The International Brotherhood of Electrical Workers said the publicly run utility, which would be called Pine Tree Power, would be responsible for billions of dollars in debt and be unable to maintain and upgrade the grid. The IBEW represents more than 1,000 workers at numerous utilities, including CMP and Versant, in Maine and New Hampshire.

“With politicians who have no utility experience in charge, the decisions on how to invest in the grid would be driven by thoughts of the next election, not what’s best for workers and customers over the long term,” the union said.

The Nov. 7 measure would establish a board of seven elected officials who would appoint six other members.

The union was joined in its opposition by the Maine AFL-CIO, the federation of unions with 40,000 members in Maine. It opposes the ballot measure in solidarity with the IBEW, said AFL-CIO President Cynthia Phinney, who is a member of the IBEW. The proposal would be a “major change impacting where our members work and the folks who are directly impacted by it are not in favor of it,” she said.

Phinney cited “differing opinions” on the status of the utility workforce.


“Your union rights as an employee are different depending on whether you’re a private employee or public employee,” she said.

However, backers of Pine Tree Power say the new utility, if approved by voters, will contract with a private company to operate the grid. That company would be the employer, ensuring that utility workers would still be private-sector workers. “Pine Tree Power, the public entity, will not employ the employees,” said Jonathan Beal, a retired labor lawyer who supports the ballot measure.

The IBEW said it’s received legal advice that Pine Tree Power workers would likely be considered public employees.

“We currently have the right to use the threat of a work stoppage as a tool during contract negotiations when conditions require and find losing this right unacceptable,” the union said in a statement opposing Question 3.

Under federal and state law, the proposed operator of the electric grid in Maine would be a public employer, not a private employer, because it would be controlled by the proposed new government entity controlled by a board of elected officials, the IBEW said. Under Maine law, employees of a public employer are denied the right to strike, the electrical workers union said.

The Maine Public Advocate issued a recent analysis saying that there are many uncertainties in the ballot proposal. It also posted a report with common questions and answers on its website, where it states that Pine Tree Power is obligated to conduct a competitive solicitation to contract with one or more private companies to operate the utility. That company would be required to hire most non-executive CMP and Versant employees, the report said.


“The act requires the payment of retention bonuses to incentivize employees to stay with the new operator,” it said.

Lucy Hochschartner, deputy campaign manager for Pine Tree Power, said the “Yes on Question 3” coalition is made up of electrical workers, business leaders, ratepayers, climate groups and “everyday Mainers who want control over Maine’s energy security.”

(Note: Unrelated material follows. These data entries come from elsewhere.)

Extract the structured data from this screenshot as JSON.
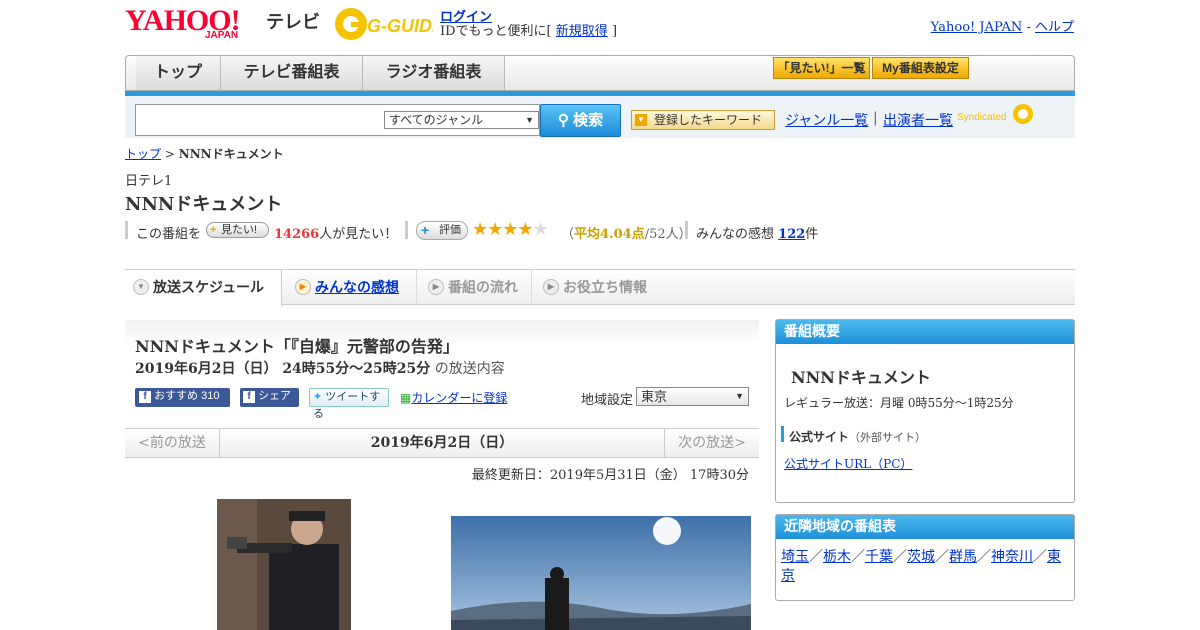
{
  "header": {
    "logo": "YAHOO!",
    "logo_sub": "JAPAN",
    "tv": "テレビ",
    "gguide": "G-GUIDE",
    "login": "ログイン",
    "id_prefix": "IDでもっと便利に[",
    "register": "新規取得",
    "id_suffix": "]",
    "yahoo_japan": "Yahoo! JAPAN",
    "sep": "-",
    "help": "ヘルプ"
  },
  "nav": {
    "tabs": [
      "トップ",
      "テレビ番組表",
      "ラジオ番組表"
    ],
    "mitai_list": "「見たい!」一覧",
    "my_schedule": "My番組表設定"
  },
  "search": {
    "genre": "すべてのジャンル",
    "button": "検索",
    "keyword_button": "登録したキーワード",
    "genre_list": "ジャンル一覧",
    "divider": "|",
    "performers": "出演者一覧",
    "syndicated": "Syndicated"
  },
  "breadcrumb": {
    "top": "トップ",
    "sep": ">",
    "current": "NNNドキュメント"
  },
  "program": {
    "channel": "日テレ1",
    "title": "NNNドキュメント",
    "mitai_prefix": "この番組を",
    "mitai_button": "見たい!",
    "mitai_count": "14266",
    "mitai_suffix": "人が見たい！",
    "rate_button": "評価",
    "rating": 4.04,
    "rating_open": "（",
    "rating_avg": "平均4.04点",
    "rating_count": "/52人）",
    "impressions_label": "みんなの感想",
    "impressions_count": "122",
    "impressions_suffix": "件"
  },
  "subtabs": [
    "放送スケジュール",
    "みんなの感想",
    "番組の流れ",
    "お役立ち情報"
  ],
  "episode": {
    "title": "NNNドキュメント「『自爆』元警部の告発」",
    "datetime": "2019年6月2日（日） 24時55分～25時25分",
    "suffix": "の放送内容",
    "fb_recommend": "おすすめ",
    "fb_count": "310",
    "fb_share": "シェア",
    "tweet": "ツイートする",
    "calendar": "カレンダーに登録",
    "region_label": "地域設定",
    "region": "東京",
    "prev": "<前の放送",
    "date": "2019年6月2日（日）",
    "next": "次の放送>",
    "updated": "最終更新日：2019年5月31日（金） 17時30分"
  },
  "overview": {
    "heading": "番組概要",
    "title": "NNNドキュメント",
    "regular": "レギュラー放送：月曜 0時55分～1時25分",
    "official_label": "公式サイト",
    "official_note": "（外部サイト）",
    "official_link": "公式サイトURL（PC）"
  },
  "nearby": {
    "heading": "近隣地域の番組表",
    "regions": [
      "埼玉",
      "栃木",
      "千葉",
      "茨城",
      "群馬",
      "神奈川",
      "東京"
    ],
    "sep": "／"
  }
}
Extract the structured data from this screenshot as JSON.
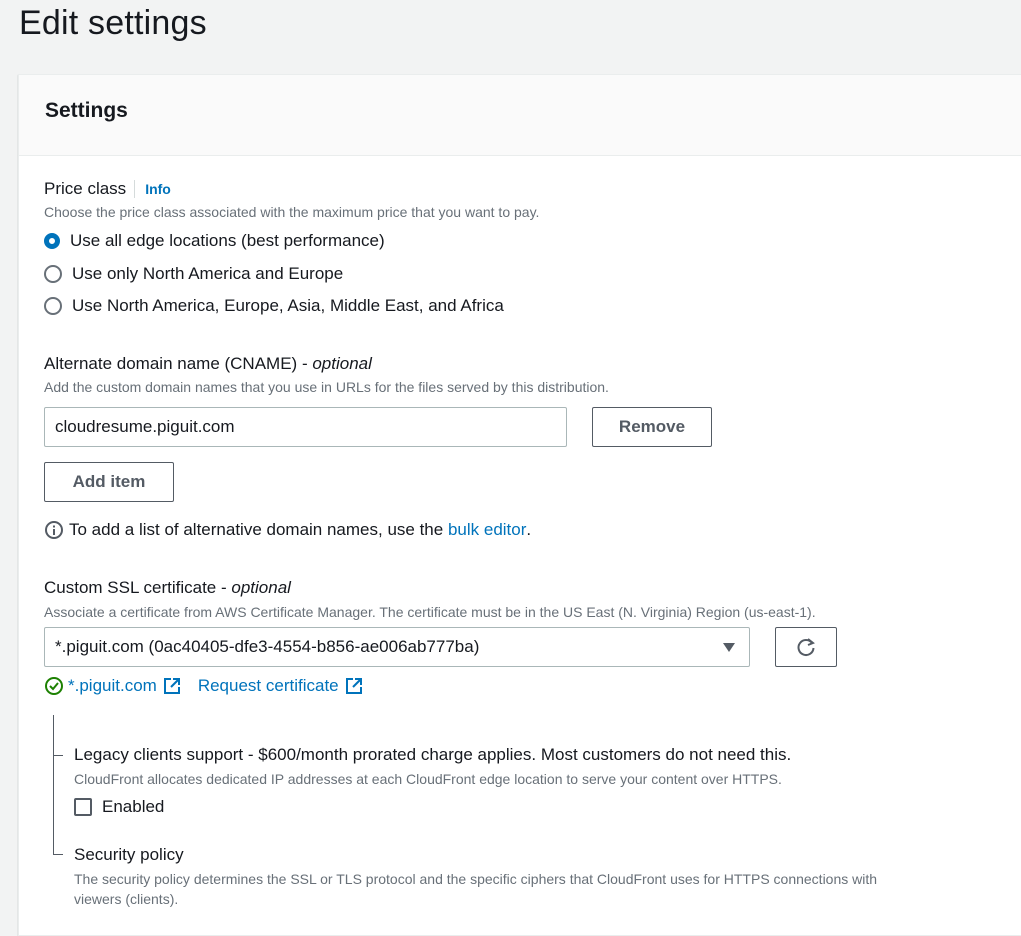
{
  "page": {
    "title": "Edit settings"
  },
  "settings": {
    "title": "Settings",
    "price_class": {
      "label": "Price class",
      "info": "Info",
      "description": "Choose the price class associated with the maximum price that you want to pay.",
      "options": [
        {
          "label": "Use all edge locations (best performance)",
          "selected": true
        },
        {
          "label": "Use only North America and Europe",
          "selected": false
        },
        {
          "label": "Use North America, Europe, Asia, Middle East, and Africa",
          "selected": false
        }
      ]
    },
    "cname": {
      "label": "Alternate domain name (CNAME)",
      "optional": "optional",
      "description": "Add the custom domain names that you use in URLs for the files served by this distribution.",
      "value": "cloudresume.piguit.com",
      "remove_label": "Remove",
      "add_label": "Add item",
      "hint_prefix": "To add a list of alternative domain names, use the",
      "hint_link": "bulk editor",
      "hint_suffix": "."
    },
    "ssl": {
      "label": "Custom SSL certificate",
      "optional": "optional",
      "description": "Associate a certificate from AWS Certificate Manager. The certificate must be in the US East (N. Virginia) Region (us-east-1).",
      "selected": "*.piguit.com (0ac40405-dfe3-4554-b856-ae006ab777ba)",
      "status_link": "*.piguit.com",
      "request_link": "Request certificate"
    },
    "legacy": {
      "label": "Legacy clients support - $600/month prorated charge applies. Most customers do not need this.",
      "description": "CloudFront allocates dedicated IP addresses at each CloudFront edge location to serve your content over HTTPS.",
      "checkbox_label": "Enabled",
      "checked": false
    },
    "security_policy": {
      "label": "Security policy",
      "description_line1": "The security policy determines the SSL or TLS protocol and the specific ciphers that CloudFront uses for HTTPS connections with",
      "description_line2": "viewers (clients)."
    }
  },
  "colors": {
    "accent": "#0073bb",
    "success": "#1d8102",
    "text": "#16191f",
    "muted": "#687078"
  }
}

“Last year, CMP and Versant took more profit out of Maine than they paid for all of the workforce,” she said. “Pine Tree Power will protect all worker jobs and will save Mainers money across the state.”

Michael P. Monahan, IBEW’s international vice president, is blunt in explaining his opposition to the ballot proposal.

“It’s not something you should screw around with,” he said. “The state is not in a position to do this.”